SHEVILLE, N.C. (AP) — A quiet, unsmiling little girl with big brown eyes crawls inside a carpeted cubicle, hugs a stuffed teddy bear tight, and turns her head away from the noisy classroom.

The safe spaces, quiet times and breathing exercises for her and the other preschoolers at the Verner Center for Early Learning are designed to help kids cope with intense stress so they can learn. But experts hope there’s an even bigger benefit — protecting young bodies and brains from stress so persistent that it becomes toxic.

It’s no secret that growing up in tough circumstances can be hard on kids and lead to behavior and learning problems. But researchers are discovering something different. Many believe that ongoing stress during early childhood — from grinding poverty, neglect, parents’ substance abuse and other adversity — can smolder beneath the skin, harming kids’ brains and other body systems. And research suggests that can lead to some of the major causes of death and disease in adulthood, including heart attacks and diabetes.

“The damage that happens to kids from the infectious disease of toxic stress is as severe as the damage from meningitis or polio or pertussis,” says Dr. Tina Hahn, a pediatrician in rural Caro, Michigan. She says her No. 1 goal as a physician is to prevent toxic stress. Hahn routinely questions families about stresses at home, educates them about the risks and helps them find ways to manage.

Mounting research on potential biological dangers of toxic stress is prompting a new public health approach to identifying and treating the effects of poverty, neglect, abuse and other adversity. While some in the medical community dispute that research, pediatricians, mental health specialists, educators and community leaders are increasingly adopting what is called “trauma-informed” care.

The approach starts with the premise that extreme stress or trauma can cause brain changes that may interfere with learning, explain troubling behavior, and endanger health. The goal is to identify affected children and families and provide services to treat or prevent continued stress. This can include parenting classes, addiction treatment for parents, school and police-based programs and psychotherapy.

Many preschoolers who mental health specialist Laura Martin works with at the Verner Center have been in and out of foster homes or they live with parents struggling to make ends meet or dealing with drug and alcohol problems, depression or domestic violence.

They come to school in “fight or flight” mode, unfocused and withdrawn or aggressive, sometimes kicking and screaming at their classmates. Instead of adding to that stress with aggressive discipline, the goal is to take stress away.

“We know that if they don’t feel safe then they can’t learn,” Martin said. By creating a safe space, one goal of programs like Verner’s is to make kids’ bodies more resilient to biological damage from toxic stress, she said.

Many of these kids “never know what’s going to come next” at home. But at school, square cards taped at kids’ eye level remind them in words and pictures that lunch is followed by quiet time, then a snack, then hand-washing and a nap. Breathing exercises have kids roar like a lion or hiss like a snake to calm them. A peace table helps angry kids work out conflicts with their classmates.
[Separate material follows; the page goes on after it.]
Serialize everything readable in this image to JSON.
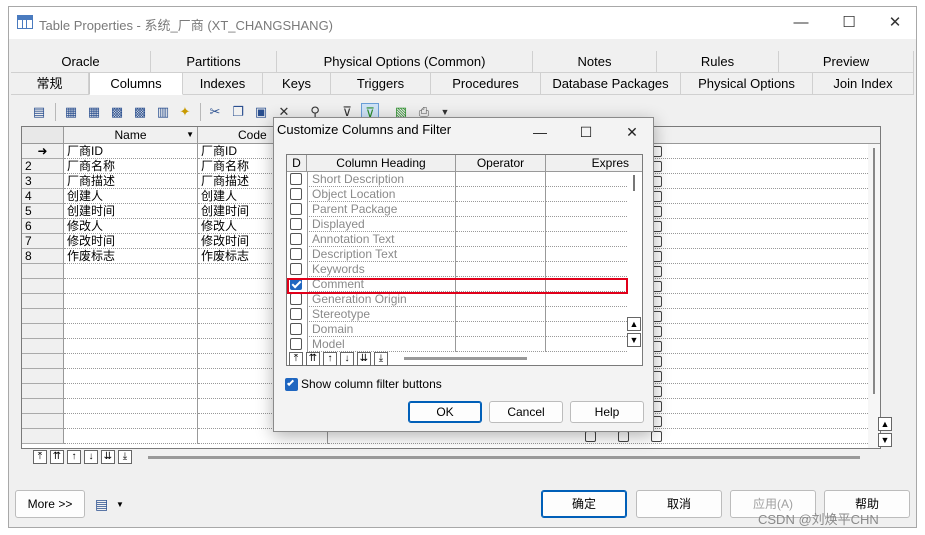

The brain and disease-fighting immune system are not fully formed at birth and are potentially vulnerable to damage from childhood adversity, recent studies have shown. The first three years are thought to be the most critical, and children lacking nurturing parents or other close relatives to help them cope with adversity are most at risk.

Under normal stress situations — for a young child that could be getting a shot or hearing a loud thunderstorm — the stress response kicks in, briefly raising heart rate and levels of cortisol and other stress hormones. When stress is severe and ongoing, those levels may remain elevated, putting kids in a persistent “fight or flight” mode, said Harvard University neuroscientist Charles Nelson.

Recent studies suggest that kind of stress changes the body’s metabolism and contributes to internal inflammation, which can raise risk for developing diabetes and heart disease. In 2015, Brown University researchers reported finding elevated levels of inflammatory markers in saliva of children who had experienced abuse or other adversity.